在一些实施例中,从扩展后文本中确定语义相似度大于预设语义相似度的扩展后文本作为目标扩展后文本进行输出,包括:
确定语义相似度大于预设语义相似度的扩展后文本,并按照语义相似度对扩展后文本由大到小进行排序;
选取前预设数量个待扩展后文本作为目标扩展后文本进行输出。
本申请还公开了一种文本扩展装置,包括:
目标名词确定模块,用于确定待扩展文本,并从待扩展文本中确定目标名词;
实体语义扩展模块,用于对目标名词进行实体扩展与语义扩展,以确定目标扩展实体与目标扩展语义;
实体语义组合模块,用于将目标扩展实体与目标扩展语义两两组合,并计算每一组合中相应的目标扩展实体与目标扩展语义之间的相关性得分;
文本扩展模块,用于将待扩展文本与相关性得分满足第一预设条件的组合输入至预设文本生成模型中,以获取预设文本生成模型输出的扩展后文本;
目标扩展后文本输出模块,用于利用预设文本语义相似度评价模型对扩展后文本与待扩展文本之间的语义相似度进行评价,并从扩展后文本中确定语义相似度满足预设相似条件的扩展后文本作为目标扩展后文本进行输出。
本申请还公开了一种电子设备,包括:
存储器,用于保存计算机程序;
处理器,用于执行计算机程序,以实现前述的文本扩展方法。
本申请还公开了一种非易失性可读存储介质,用于保存计算机程序;其中,计算机程序被处理器执行时实现前述公开的文本扩展方法的步骤。

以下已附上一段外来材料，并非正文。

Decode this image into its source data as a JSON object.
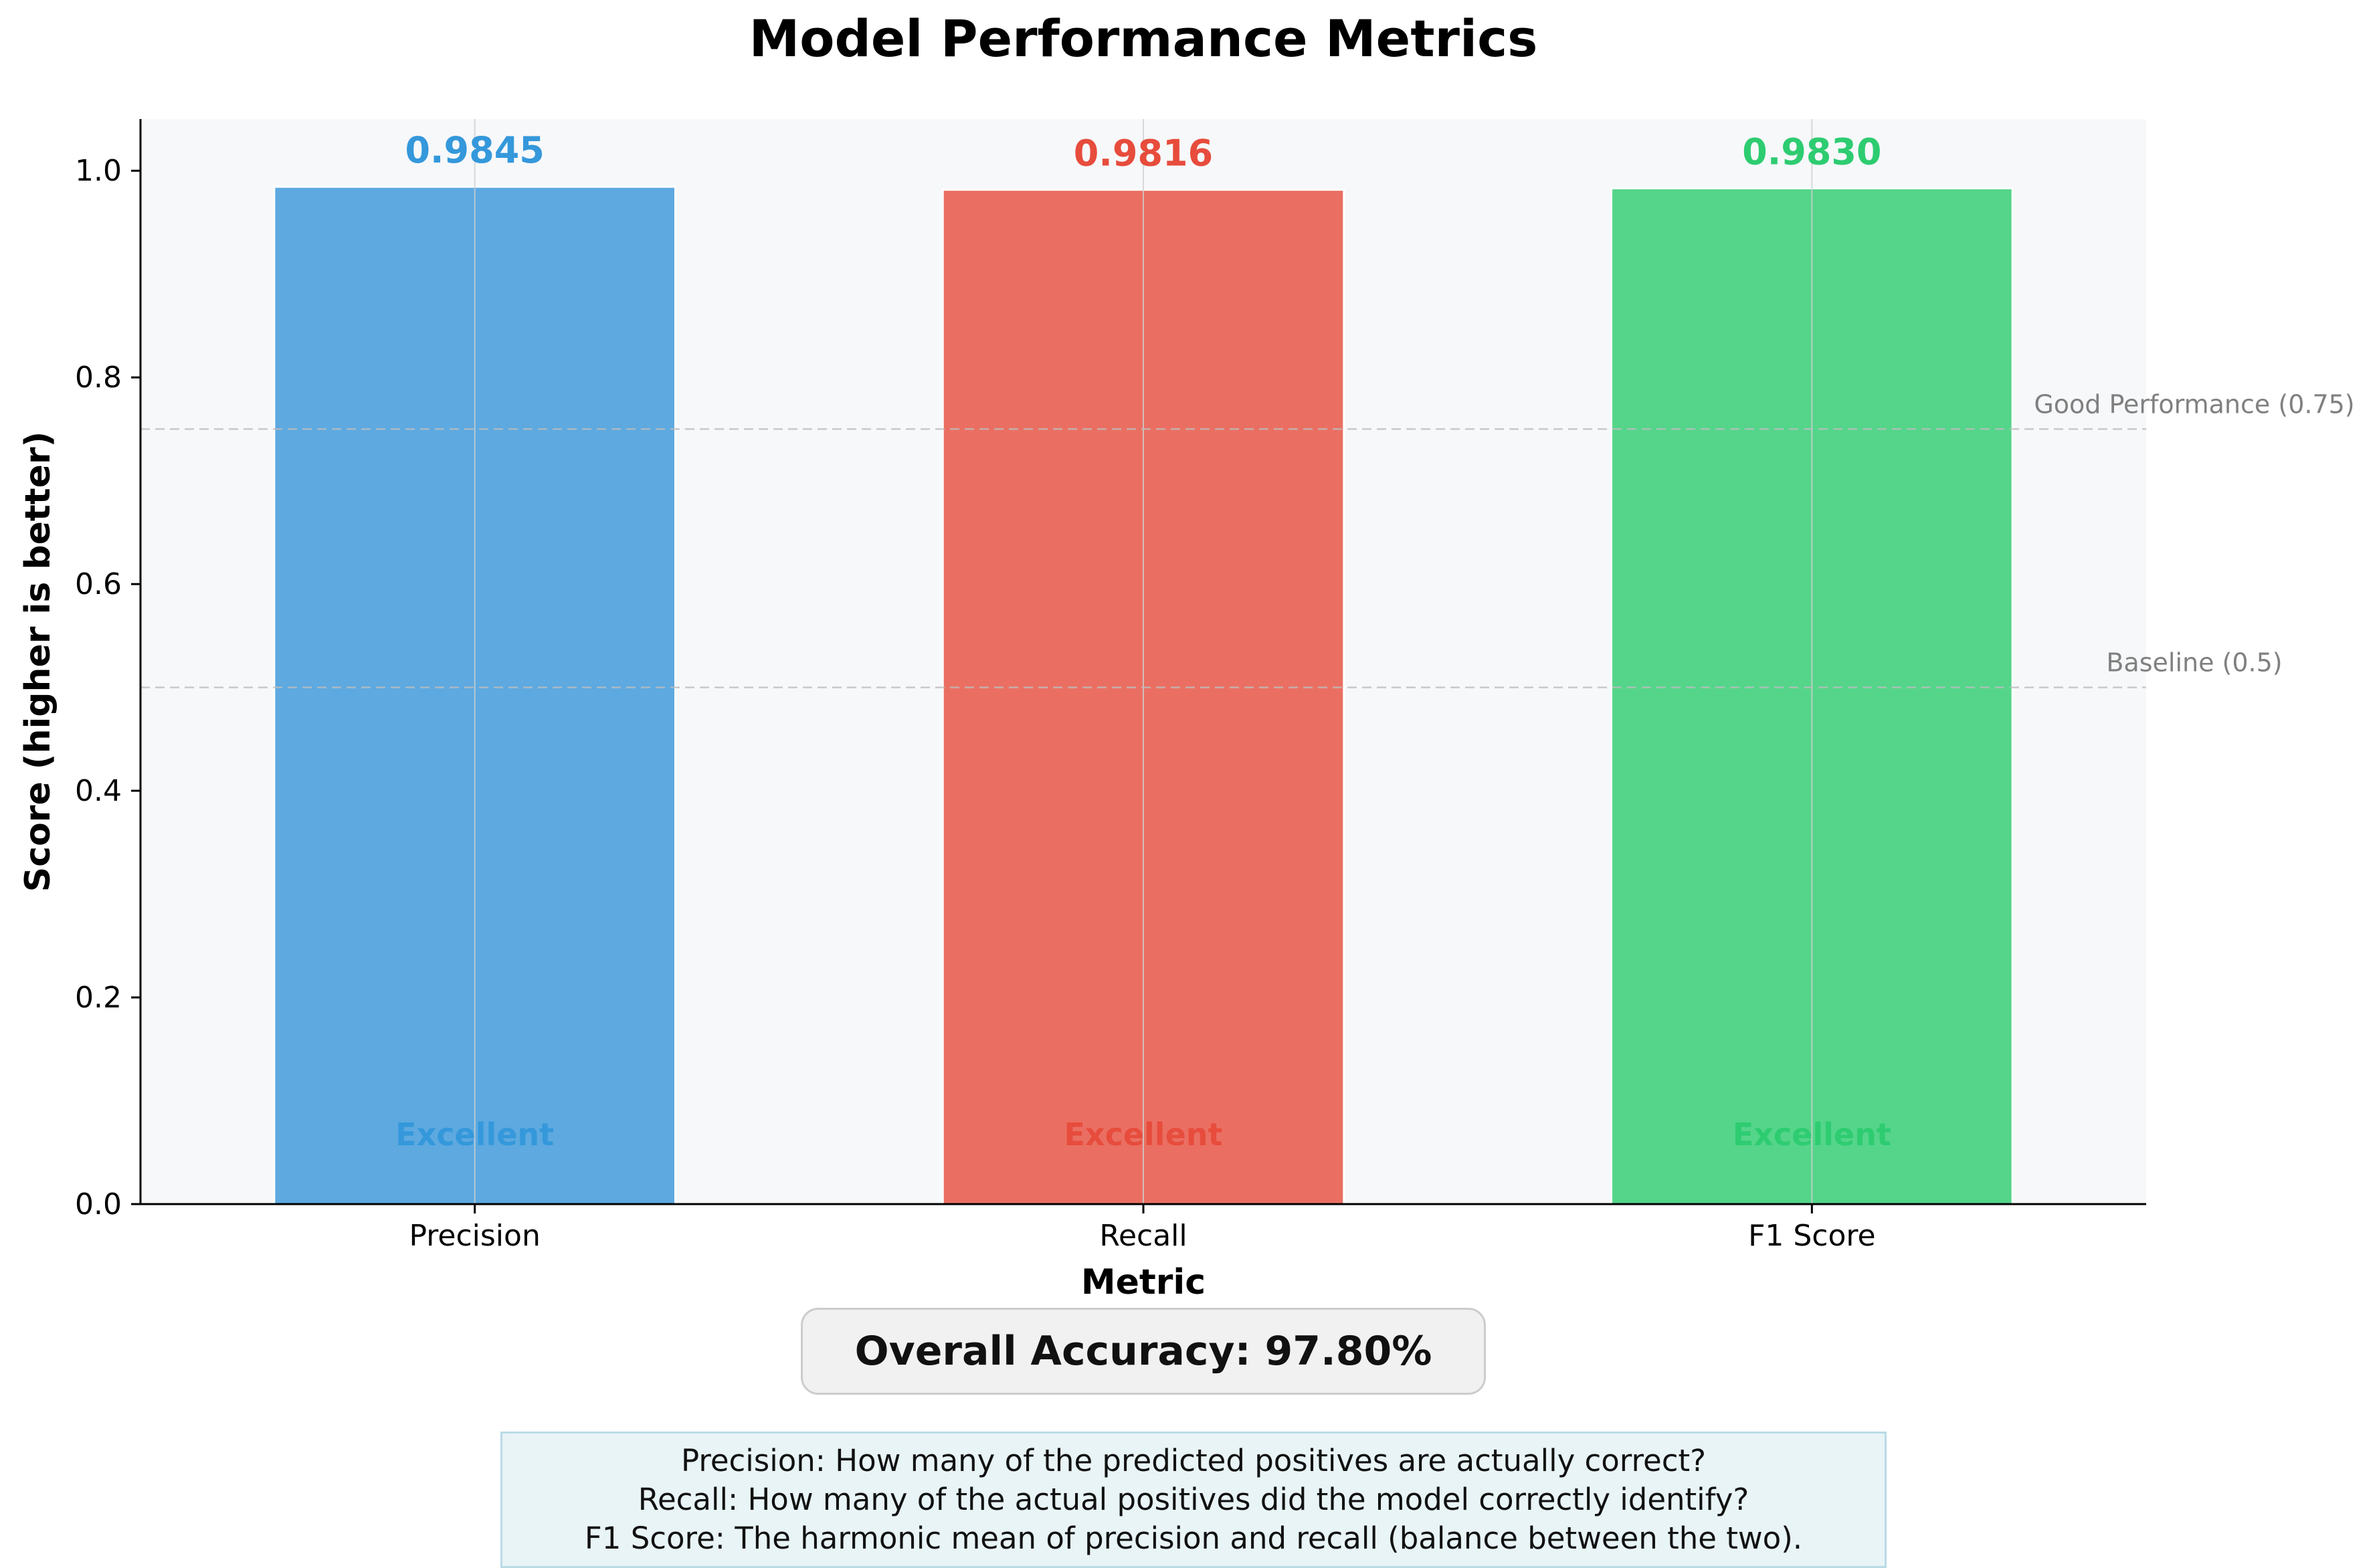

本申请中,首先通过确定待扩展文本,并从待扩展文本中确定目标名词,对目标名词进行实体扩展与语义扩展,以确定目标扩展实体与目标扩展语义,将目标扩展实体与目标扩展语义两两组合,并计算每一组合中相应的目标扩展实体与目标扩展语义之间的相关性得分,将待扩展文本与相关性得分满足第一预设条件的组合输入至预设文本生成模型中,以获取预设文本生成模型输出的扩展后文本,利用预设文本语义相似度评价模型对扩展后文本与待扩展文本之间的语义相似度进行评价,并从扩展后文本中确定语义相似度满足预设相似条件的扩展后文本作为目标扩展后文本进行输出。这样一来,本申请通过利用实体扩展与语义扩展实现对待扩展的短文本的精确扩展,其中还利用了预设文本生成模型以及预设文本语义相似度评价模型进行文本生成与文本相似度的评价,提升了文本扩展的效率,解决短文本扩展时语义不够丰富和语义发生变化的问题,本申请在保证语义丰富的同时还能保证语义的一致性,提升了文本扩展的精确度。
附图说明
为了更清楚地说明本申请实施例或现有技术中的技术方案,下面将对实施例或现有技术描述中所需要使用的附图作简单地介绍,显而易见地,下面描述中的附图仅仅是本申请的实施例,对于本领域普通技术人员来讲,在不付出创造性劳动的前提下,还可以根据提供的附图获得其他的附图。
图1为本申请提供的一种文本扩展方法流程图;
图2为本申请提供的一种具体的文本扩展方法流程图;
图3为本申请提供的一种方法流程示意图;
图4为本申请提供的一种具体的文本扩展方法流程图;
图5为本申请提供的一种系统框架图;
图6为本申请提供的一种文本扩展装置结构示意图;
图7为本申请提供的一种电子设备结构图。
具体实施方式
下面将结合本申请实施例中的附图,对本申请实施例中的技术方案进行清楚、完整地描述,显然,所描述的实施例仅仅是本申请一部分实施例,而不是全部的实施例。基于本申请中的实施例,本领域普通技术人员在没有做出创造性劳动前提下所获得的所有其他实施例, 都属于本申请保护的范围。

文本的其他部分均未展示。